A Câmara Municipal de Curitiba, com oposição representada por um só de seus membros, não chega a se constituir exceção. Do mesmo mal, em proporção não muito diferente, sofrem a Assembleia Legislativa do Paraná e o próprio Congresso Nacional. No plano estadual, dentre os 54 deputados, apenas seis representam oficialmente a bancada oposicionista. Na Câmara Federal, os deputados da oposição são pouco mais de uma centena. Neste último caso, pela primeira vez desde o regime militar de 1964, a oposição não conta com número para propor uma CPI.

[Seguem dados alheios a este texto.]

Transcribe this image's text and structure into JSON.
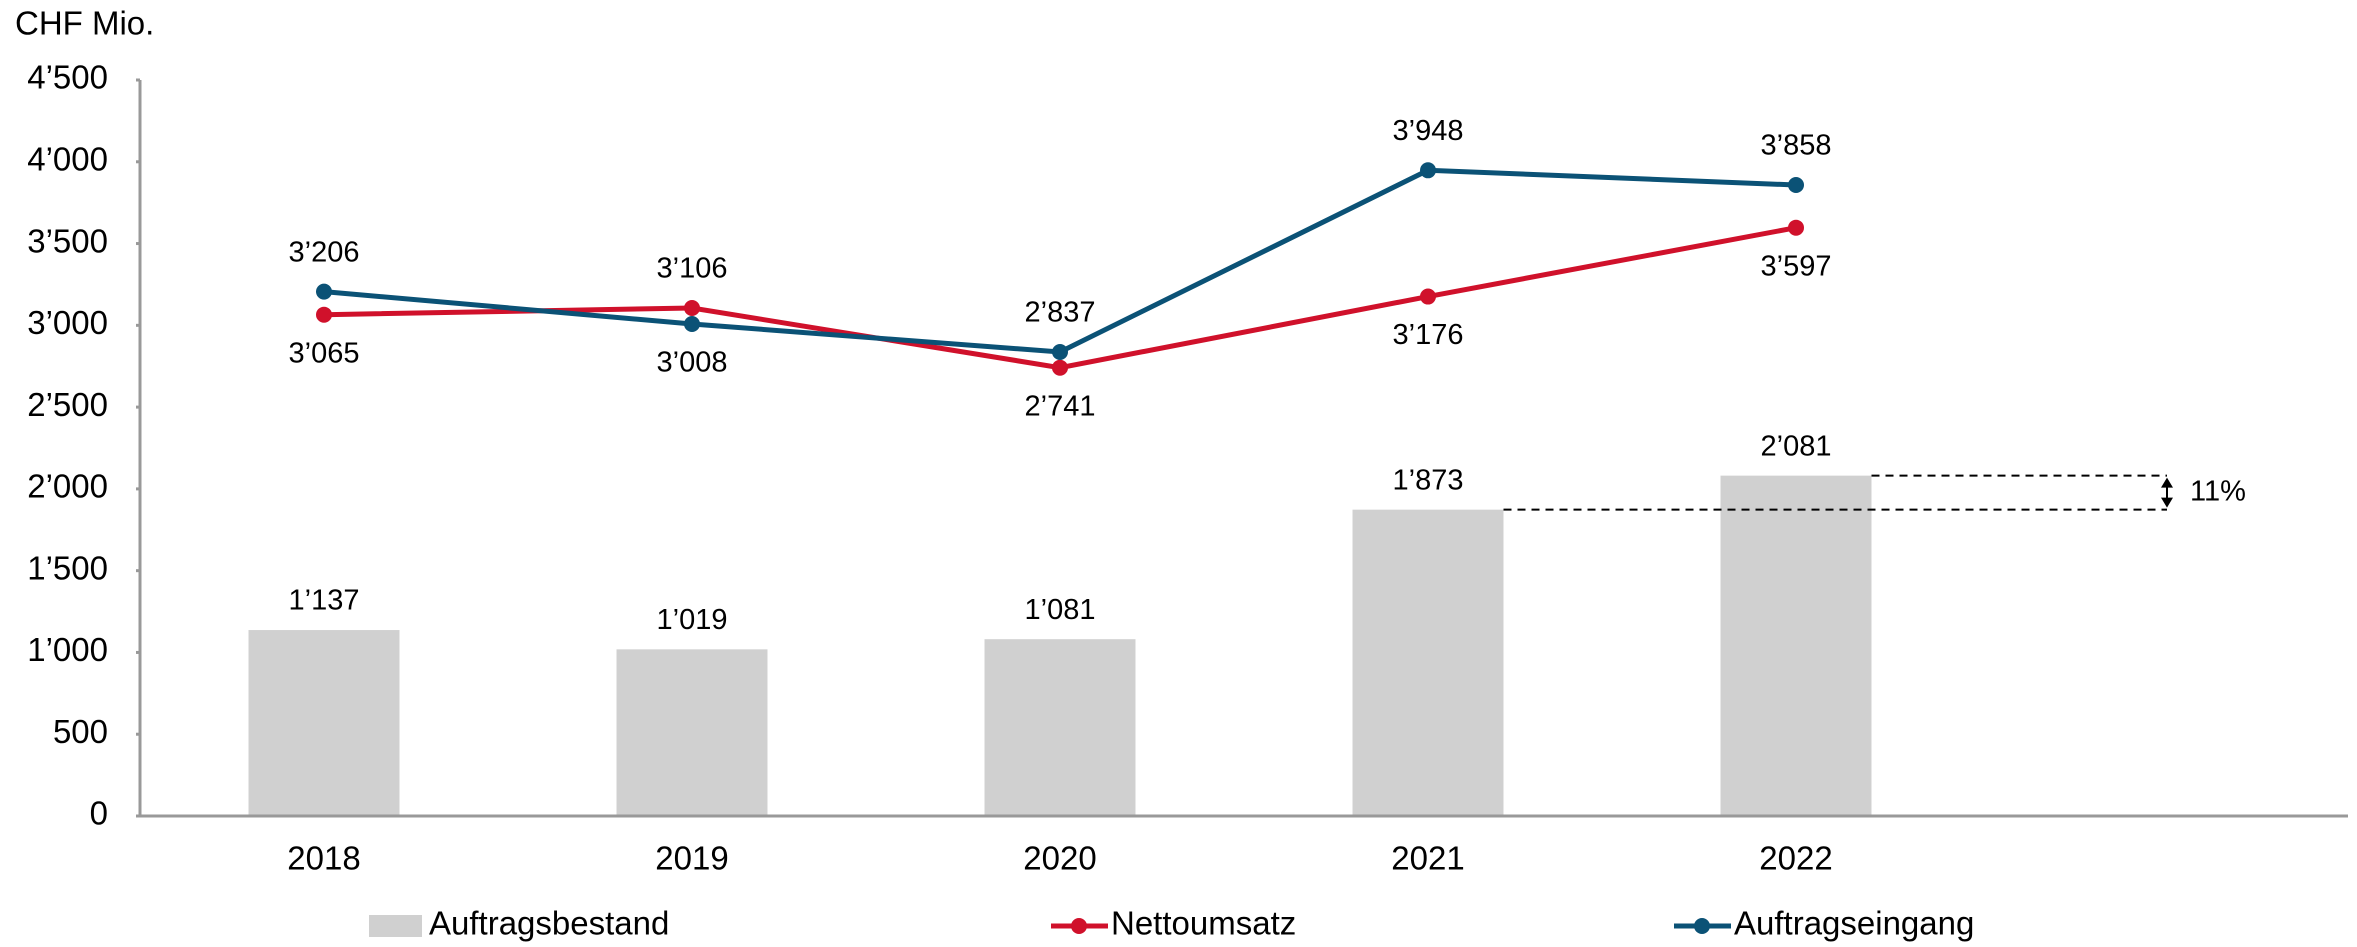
{
  "chart_data": {
    "type": "bar_line",
    "y_label": "CHF Mio.",
    "categories": [
      "2018",
      "2019",
      "2020",
      "2021",
      "2022"
    ],
    "ylim": [
      0,
      4500
    ],
    "yticks": [
      0,
      500,
      {
        "value": 1000,
        "label": "1’000"
      },
      {
        "value": 1500,
        "label": "1’500"
      },
      {
        "value": 2000,
        "label": "2’000"
      },
      {
        "value": 2500,
        "label": "2’500"
      },
      {
        "value": 3000,
        "label": "3’000"
      },
      {
        "value": 3500,
        "label": "3’500"
      },
      {
        "value": 4000,
        "label": "4’000"
      },
      {
        "value": 4500,
        "label": "4’500"
      }
    ],
    "series": [
      {
        "name": "Auftragsbestand",
        "type": "bar",
        "color": "#d0d0d0",
        "values": [
          1137,
          1019,
          1081,
          1873,
          2081
        ],
        "value_labels": [
          "1’137",
          "1’019",
          "1’081",
          "1’873",
          "2’081"
        ]
      },
      {
        "name": "Nettoumsatz",
        "type": "line",
        "color": "#d0112b",
        "values": [
          3065,
          3106,
          2741,
          3176,
          3597
        ],
        "value_labels": [
          "3’065",
          "3’106",
          "2’741",
          "3’176",
          "3’597"
        ]
      },
      {
        "name": "Auftragseingang",
        "type": "line",
        "color": "#0b5276",
        "values": [
          3206,
          3008,
          2837,
          3948,
          3858
        ],
        "value_labels": [
          "3’206",
          "3’008",
          "2’837",
          "3’948",
          "3’858"
        ]
      }
    ],
    "annotation": "11%"
  }
}
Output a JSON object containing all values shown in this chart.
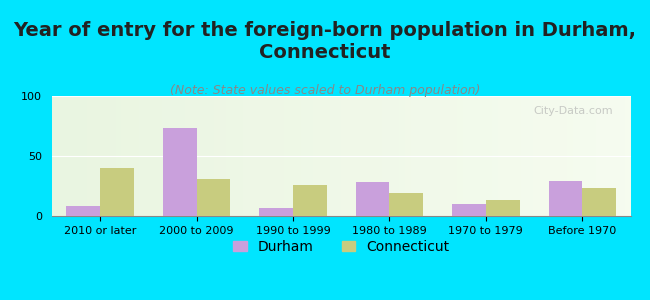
{
  "title": "Year of entry for the foreign-born population in Durham,\nConnecticut",
  "subtitle": "(Note: State values scaled to Durham population)",
  "categories": [
    "2010 or later",
    "2000 to 2009",
    "1990 to 1999",
    "1980 to 1989",
    "1970 to 1979",
    "Before 1970"
  ],
  "durham_values": [
    8,
    73,
    7,
    28,
    10,
    29
  ],
  "connecticut_values": [
    40,
    31,
    26,
    19,
    13,
    23
  ],
  "durham_color": "#c9a0dc",
  "connecticut_color": "#c8cc7f",
  "background_color": "#00e5ff",
  "plot_bg_start": "#f0f8e8",
  "plot_bg_end": "#ffffff",
  "ylim": [
    0,
    100
  ],
  "yticks": [
    0,
    50,
    100
  ],
  "bar_width": 0.35,
  "watermark": "City-Data.com",
  "watermark_color": "#aaaaaa",
  "title_fontsize": 14,
  "subtitle_fontsize": 9,
  "tick_fontsize": 8,
  "legend_fontsize": 10
}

O mensalão, que ficou conhecido como um esquema de repasse de créditos financeiros diretos e ilegais às contas de partidos e parlamentares, foi apenas uma modalidade mais escandalosa de um mesmo sistema entranhado quase desde sempre nas relações entre Executivo e Legislativo. No fundo, a sede de receber benefícios de aparência legal – como a aprovação de emendas ou facilidades para transitar em gabinetes – constitui outra modalidade, mas cujo resultado é o mesmo: a submissão consentida dos fiscais pelos fiscalizados.